I've heard games be described as agency fantasies. It's taken me a while to unspool that thought -- a game is a simulation, so nothing that happens in it matters. Why should I care about the suffering of a fictional character, the death of a fictional world, getting one ending over another? I know not to, but I still want agency.
Agency-as-Student is a tenet-in-development. The games I want to play are agency fantasies of exploration and learning. I can read an incredible book and learn something new. The world is full of great writing sharing great perspectives. A book is a guided tour; when we're in tune, I am exploring and learning hand in hand with its author.
Games can respond to what I want to learn. The agency I have is over my own exploration and learning, my own experience. The agency fantasy is not the fantasy that what I do has an effect on a virtual world without meaning, but the fantasy that I can choose what happens to me, and that I can design my own experience around what I care about.
(Let's not get into the topic of multiplayer games today.)
See Time Loop Nihilism (https://newforum.droqen.com/index.php?topic=133.0).

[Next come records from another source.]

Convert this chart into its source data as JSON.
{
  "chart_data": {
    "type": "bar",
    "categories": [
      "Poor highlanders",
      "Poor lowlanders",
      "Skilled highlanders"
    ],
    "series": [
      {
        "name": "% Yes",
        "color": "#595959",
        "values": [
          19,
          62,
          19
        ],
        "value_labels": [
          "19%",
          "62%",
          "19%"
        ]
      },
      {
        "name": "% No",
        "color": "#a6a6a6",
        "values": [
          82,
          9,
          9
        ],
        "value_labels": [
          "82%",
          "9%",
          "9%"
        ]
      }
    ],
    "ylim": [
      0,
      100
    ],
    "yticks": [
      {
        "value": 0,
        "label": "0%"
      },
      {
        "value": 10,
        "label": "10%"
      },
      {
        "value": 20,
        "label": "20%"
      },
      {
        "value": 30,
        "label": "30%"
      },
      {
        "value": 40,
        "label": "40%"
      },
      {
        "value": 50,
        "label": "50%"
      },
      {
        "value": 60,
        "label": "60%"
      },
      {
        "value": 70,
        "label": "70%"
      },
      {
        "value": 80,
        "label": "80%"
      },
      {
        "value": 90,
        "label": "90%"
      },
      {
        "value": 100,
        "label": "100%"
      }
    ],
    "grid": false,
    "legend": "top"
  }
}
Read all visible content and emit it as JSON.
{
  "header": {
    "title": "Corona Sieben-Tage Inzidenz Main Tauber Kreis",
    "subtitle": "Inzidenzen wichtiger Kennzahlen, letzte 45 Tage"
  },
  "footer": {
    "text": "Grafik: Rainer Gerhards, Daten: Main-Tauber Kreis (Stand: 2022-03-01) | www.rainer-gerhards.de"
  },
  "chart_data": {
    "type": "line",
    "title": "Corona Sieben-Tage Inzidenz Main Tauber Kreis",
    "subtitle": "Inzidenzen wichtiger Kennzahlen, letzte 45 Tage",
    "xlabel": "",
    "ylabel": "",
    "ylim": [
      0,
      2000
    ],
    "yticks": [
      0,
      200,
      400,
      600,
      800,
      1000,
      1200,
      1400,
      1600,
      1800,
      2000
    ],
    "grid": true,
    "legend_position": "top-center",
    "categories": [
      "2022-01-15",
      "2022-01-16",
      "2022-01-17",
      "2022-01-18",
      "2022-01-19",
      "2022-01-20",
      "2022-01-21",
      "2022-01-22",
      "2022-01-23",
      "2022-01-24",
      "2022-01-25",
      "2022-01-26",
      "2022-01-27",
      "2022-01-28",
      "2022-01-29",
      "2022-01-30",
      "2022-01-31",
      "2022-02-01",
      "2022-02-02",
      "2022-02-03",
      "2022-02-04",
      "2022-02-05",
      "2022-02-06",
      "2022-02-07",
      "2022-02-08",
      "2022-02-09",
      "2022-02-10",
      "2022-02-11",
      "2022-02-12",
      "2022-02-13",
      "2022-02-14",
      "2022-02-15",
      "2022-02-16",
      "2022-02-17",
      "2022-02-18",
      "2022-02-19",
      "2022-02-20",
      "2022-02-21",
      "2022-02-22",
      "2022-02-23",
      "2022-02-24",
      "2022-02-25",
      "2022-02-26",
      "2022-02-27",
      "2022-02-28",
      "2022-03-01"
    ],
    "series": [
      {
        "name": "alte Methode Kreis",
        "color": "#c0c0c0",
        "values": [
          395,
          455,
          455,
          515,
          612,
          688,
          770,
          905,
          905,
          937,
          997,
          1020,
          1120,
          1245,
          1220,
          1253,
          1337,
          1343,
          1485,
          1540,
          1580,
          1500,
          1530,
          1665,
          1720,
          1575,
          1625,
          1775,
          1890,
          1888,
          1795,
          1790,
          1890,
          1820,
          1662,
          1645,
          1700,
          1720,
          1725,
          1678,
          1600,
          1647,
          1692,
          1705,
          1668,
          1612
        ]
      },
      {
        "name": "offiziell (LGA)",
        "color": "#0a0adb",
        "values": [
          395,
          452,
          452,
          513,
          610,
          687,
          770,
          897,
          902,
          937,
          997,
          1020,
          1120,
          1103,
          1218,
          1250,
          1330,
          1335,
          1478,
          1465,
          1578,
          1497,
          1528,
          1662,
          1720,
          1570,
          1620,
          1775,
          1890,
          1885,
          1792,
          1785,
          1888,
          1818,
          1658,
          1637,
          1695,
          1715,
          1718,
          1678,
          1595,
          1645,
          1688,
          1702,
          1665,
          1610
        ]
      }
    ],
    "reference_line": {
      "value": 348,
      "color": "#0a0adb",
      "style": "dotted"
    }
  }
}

If there are no material consequences, why do my actions matter? Being "stuck in a time loop" is a specific case of the more general "embodied in a space with no consequences". The conclusions drawn in that thread and explored in Geller's video effectively come down to - you as an individual are still impacted; you are outside of that consequence-free space; the impacts on you are what is meaningful, not what happens inside.
The question of "What agency?" in game as agency fantasy must ultimately be answered with "Agency over self."